France, Germany, Italy, the Netherlands, Spain and the UK are taking action versus Google over its controversial unified privacy policy. Reuters

In what is shaping up to be a massive cross-continental brawl over consumer data in the digital age, authorities in six European countries are investigating Google Inc. (NASDAQ:GOOG) over its privacy policy.

The investigations are being carried out by data-protection authorities in France, Germany, Italy, the Netherlands, Spain and the UK following a recommendation from the Commission Nationale de l’Informatique et des Libertés, or CNIL, the French data-protection watchdog that has been investigating Google’s controversial unified privacy policy since it was first implemented 13 months ago.

In a press release on Tuesday, the CNIL wrote that Google’s policy remains in noncompliance with Europe’s Data Protection Directive, despite recommendations it published in October, which had asked Google to implement compliance measures within four months. The CNIL also wrote that a March 19 meeting between a data-protection taskforce and Google representatives yielded no progress, as the privacy policy remains unchanged. As a result, the group recommended that authorities in the European countries escalate the matter.
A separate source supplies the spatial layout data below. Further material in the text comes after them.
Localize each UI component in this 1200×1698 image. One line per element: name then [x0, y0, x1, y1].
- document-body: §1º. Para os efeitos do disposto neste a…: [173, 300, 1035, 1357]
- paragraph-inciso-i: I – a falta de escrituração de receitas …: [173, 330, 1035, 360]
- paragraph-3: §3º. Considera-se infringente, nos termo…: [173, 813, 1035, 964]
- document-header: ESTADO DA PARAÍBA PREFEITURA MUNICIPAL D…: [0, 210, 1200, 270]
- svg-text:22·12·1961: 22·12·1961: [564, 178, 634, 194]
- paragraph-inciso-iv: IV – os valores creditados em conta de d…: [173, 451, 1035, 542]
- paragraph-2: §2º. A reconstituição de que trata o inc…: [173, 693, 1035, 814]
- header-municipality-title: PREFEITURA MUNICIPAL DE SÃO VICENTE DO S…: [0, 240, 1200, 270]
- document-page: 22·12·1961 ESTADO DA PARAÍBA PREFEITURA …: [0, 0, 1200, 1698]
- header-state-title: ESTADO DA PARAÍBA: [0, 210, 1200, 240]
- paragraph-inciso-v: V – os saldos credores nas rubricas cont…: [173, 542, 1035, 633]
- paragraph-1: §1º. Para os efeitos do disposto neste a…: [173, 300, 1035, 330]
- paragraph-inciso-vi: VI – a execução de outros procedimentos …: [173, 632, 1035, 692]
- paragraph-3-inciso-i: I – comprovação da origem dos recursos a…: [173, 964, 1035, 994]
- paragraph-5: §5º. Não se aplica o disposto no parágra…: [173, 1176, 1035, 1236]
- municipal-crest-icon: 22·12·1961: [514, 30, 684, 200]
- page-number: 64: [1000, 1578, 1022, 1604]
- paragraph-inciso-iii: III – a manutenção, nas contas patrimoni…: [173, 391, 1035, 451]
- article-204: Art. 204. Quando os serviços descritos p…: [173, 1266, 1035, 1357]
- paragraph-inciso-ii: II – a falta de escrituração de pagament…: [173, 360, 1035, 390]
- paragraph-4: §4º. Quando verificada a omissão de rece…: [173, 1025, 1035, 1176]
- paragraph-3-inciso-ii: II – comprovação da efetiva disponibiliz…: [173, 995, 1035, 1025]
“It is now up to each national data protection authority to carry out further investigations according to the provisions of its national law transposing European legislation,” the CNIL wrote on its website. “Consequently, all the authorities composing the taskforce have launched actions on 2 April 2013 on the basis of the provisions laid down in their respective national legislation (investigations, inspections, etc.).”

Data-protection officials in most of the individual countries were not immediately available for comment, but the Italian Data Protection Authority did confirm with International Business Times that it had already begun its investigation. “Italian DPA has notified Google [about] the initiation of a procedure to verify whether the Google privacy policy is compliant with the Italian national legislation,” said Francesco Vitali, a spokesman for the authority, in an email message.

In an emailed statement to the International Business Times, a spokesperson for Google said its privacy policy “respects European law and allows us to create simpler, more effective services.” The spokesman added: “We have engaged fully with the DPAs involved throughout this process, and we’ll continue to do so going forward.”

Unlike in the United States, where data privacy is loosely regulated by the states, the European Union regulates companies’ abilities to collect personal information -- and the regulations are generally much stricter than in the U.S.

Europe’s fight with Google comes at a time when those already-tough data-protection laws are poised to get even tougher. In December, the European Commission proposed a comprehensive reform to the data-protection rules it established in 1995, eons ago in the tech world.

In a press release at the time, the commission said its aim is to “strengthen online privacy rights and boost Europe's digital economy.” At the same time, the proposed rules could have serious implications for Google, Facebook and other U.S. tech companies whose livelihoods depend on their ability to sell advertising based on data they collect from their users.

The CNIL’s announcement came less than a day after Forbes reported that Alma Whitten, Google’s first director of privacy, is planning to step down. When the position was first announced in 2010, CNET called it “Google’s hardest job.”